И вот в ладони у меня не теплая его ручка, а жесткий брезентовый поводок...
Наверное, собаке было грустно ходить со мной, занятым теперь бесконечными своими мыслями, и она иногда тыкалась мокрым носом мне в руку или, чтобы обратить на себя внимание, прихватывала зубами поводок. Тогда я пробовал отвлечься, пробовал поговорить с ней, даже пытался что-то объяснить, если перед чем-либо она, бывало, останавливалась в недоумении.
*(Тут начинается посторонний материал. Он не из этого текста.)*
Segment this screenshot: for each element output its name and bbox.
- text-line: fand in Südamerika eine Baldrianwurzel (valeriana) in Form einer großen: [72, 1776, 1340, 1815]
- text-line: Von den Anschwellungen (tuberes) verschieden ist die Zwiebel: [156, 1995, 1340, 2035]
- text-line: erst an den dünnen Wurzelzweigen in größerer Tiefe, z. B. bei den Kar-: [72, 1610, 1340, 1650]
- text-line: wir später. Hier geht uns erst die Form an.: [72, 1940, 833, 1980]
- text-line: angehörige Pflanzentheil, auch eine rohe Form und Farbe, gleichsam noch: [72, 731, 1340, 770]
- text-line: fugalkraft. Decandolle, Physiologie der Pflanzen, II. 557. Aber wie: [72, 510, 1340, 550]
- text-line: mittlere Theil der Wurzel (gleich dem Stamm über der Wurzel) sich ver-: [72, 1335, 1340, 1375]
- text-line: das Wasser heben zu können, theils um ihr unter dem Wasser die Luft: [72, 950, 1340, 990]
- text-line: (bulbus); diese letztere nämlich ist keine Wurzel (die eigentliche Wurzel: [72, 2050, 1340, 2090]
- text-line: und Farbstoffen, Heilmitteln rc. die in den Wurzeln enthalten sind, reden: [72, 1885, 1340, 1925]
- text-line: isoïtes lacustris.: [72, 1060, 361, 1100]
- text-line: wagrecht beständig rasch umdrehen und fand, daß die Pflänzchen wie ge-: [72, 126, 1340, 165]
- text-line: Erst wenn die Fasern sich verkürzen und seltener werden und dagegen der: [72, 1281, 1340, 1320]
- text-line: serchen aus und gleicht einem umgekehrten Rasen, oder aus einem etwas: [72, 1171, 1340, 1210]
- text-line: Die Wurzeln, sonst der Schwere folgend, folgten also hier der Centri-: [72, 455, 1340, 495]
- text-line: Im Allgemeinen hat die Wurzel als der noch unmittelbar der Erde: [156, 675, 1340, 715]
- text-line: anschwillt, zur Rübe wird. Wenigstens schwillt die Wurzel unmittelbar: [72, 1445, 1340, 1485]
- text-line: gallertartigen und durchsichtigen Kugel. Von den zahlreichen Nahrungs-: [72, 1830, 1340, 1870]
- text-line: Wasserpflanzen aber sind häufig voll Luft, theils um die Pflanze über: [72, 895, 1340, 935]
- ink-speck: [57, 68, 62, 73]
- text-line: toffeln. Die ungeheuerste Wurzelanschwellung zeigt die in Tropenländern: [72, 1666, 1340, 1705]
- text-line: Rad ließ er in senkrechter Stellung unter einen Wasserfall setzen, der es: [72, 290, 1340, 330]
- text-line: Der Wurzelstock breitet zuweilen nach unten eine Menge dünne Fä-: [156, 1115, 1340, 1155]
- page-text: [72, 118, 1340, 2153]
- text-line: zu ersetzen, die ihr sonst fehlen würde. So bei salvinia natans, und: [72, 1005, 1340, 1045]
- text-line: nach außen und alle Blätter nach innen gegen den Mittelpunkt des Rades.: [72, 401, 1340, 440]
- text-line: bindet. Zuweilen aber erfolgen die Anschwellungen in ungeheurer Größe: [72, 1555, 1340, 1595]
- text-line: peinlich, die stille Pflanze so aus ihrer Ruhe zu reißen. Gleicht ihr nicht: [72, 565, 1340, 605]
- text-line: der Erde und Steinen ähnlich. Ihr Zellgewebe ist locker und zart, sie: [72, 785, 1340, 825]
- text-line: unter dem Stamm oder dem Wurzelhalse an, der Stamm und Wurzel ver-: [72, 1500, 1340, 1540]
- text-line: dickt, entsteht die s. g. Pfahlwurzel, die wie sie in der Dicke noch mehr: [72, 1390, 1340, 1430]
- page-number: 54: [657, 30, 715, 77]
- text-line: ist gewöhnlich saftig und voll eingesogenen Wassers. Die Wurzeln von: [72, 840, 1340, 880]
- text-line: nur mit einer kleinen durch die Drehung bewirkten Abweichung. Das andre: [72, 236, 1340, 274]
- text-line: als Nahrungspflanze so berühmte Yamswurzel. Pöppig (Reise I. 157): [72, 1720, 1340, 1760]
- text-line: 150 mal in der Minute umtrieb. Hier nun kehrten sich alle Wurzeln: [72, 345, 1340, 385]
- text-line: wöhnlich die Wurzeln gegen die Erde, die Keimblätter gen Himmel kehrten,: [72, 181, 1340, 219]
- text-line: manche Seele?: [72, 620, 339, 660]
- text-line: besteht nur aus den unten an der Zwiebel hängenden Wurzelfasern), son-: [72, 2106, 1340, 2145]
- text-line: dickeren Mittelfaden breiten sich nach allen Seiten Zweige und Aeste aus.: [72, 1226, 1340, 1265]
В этом своем внимании к собаке я в конце концов преуспел настолько, что однажды, увидев в Тимирязевском лесу молодую женщину, у ног которой, как мне показалось, играл крупный щенок, я вдруг с любопытством подумал: что за порода?..
И ткнулся лбом в сосну, когда понял вдруг, что это маленький, в серенькой шубке мальчик, и безутешно заплакал...
Вскоре старые друзья прислали нам с женою письмо, позвали в гости к себе в Сибирь, в Новокузнецк, где прошла общая наша молодость. Как раз в это время в очередной раз «повышал квалификацию» в Москве бывший мой однокурсник по философскому Стас Кондаков, тоже наш старый товарищ, и мы уговорили его перебраться из общежития к нам, присмотреть, пока нас не будет, за средним сыном, за Жорой.
Вернулись мы из поездки поздней ночью, и я не стал нажимать на звонок, решил открыть сам, но, когда вставлял в замок ключ, услышал за дверью странный тугой стук — это почуявшая нас Квета колотила по чем попало мощным своим хвостом. А с какою радостью она потом к нам с женою бросилась! И обхаживала каждого, и терлась, и, подпрыгнув, пробовала лизнуть в лицо, причем всякая такая попытка завершалась тем, что она — чего с ней давно уже не бывало — оставляла на полу лужу за лужей. До этого у нас никогда не было собак, никто нам об этом еще не рассказывал, поняли сами: от счастья.
Жена сердилась на Квету, не только ворчала, но и покрикивала, но в голосе у нее прорывалась ласка.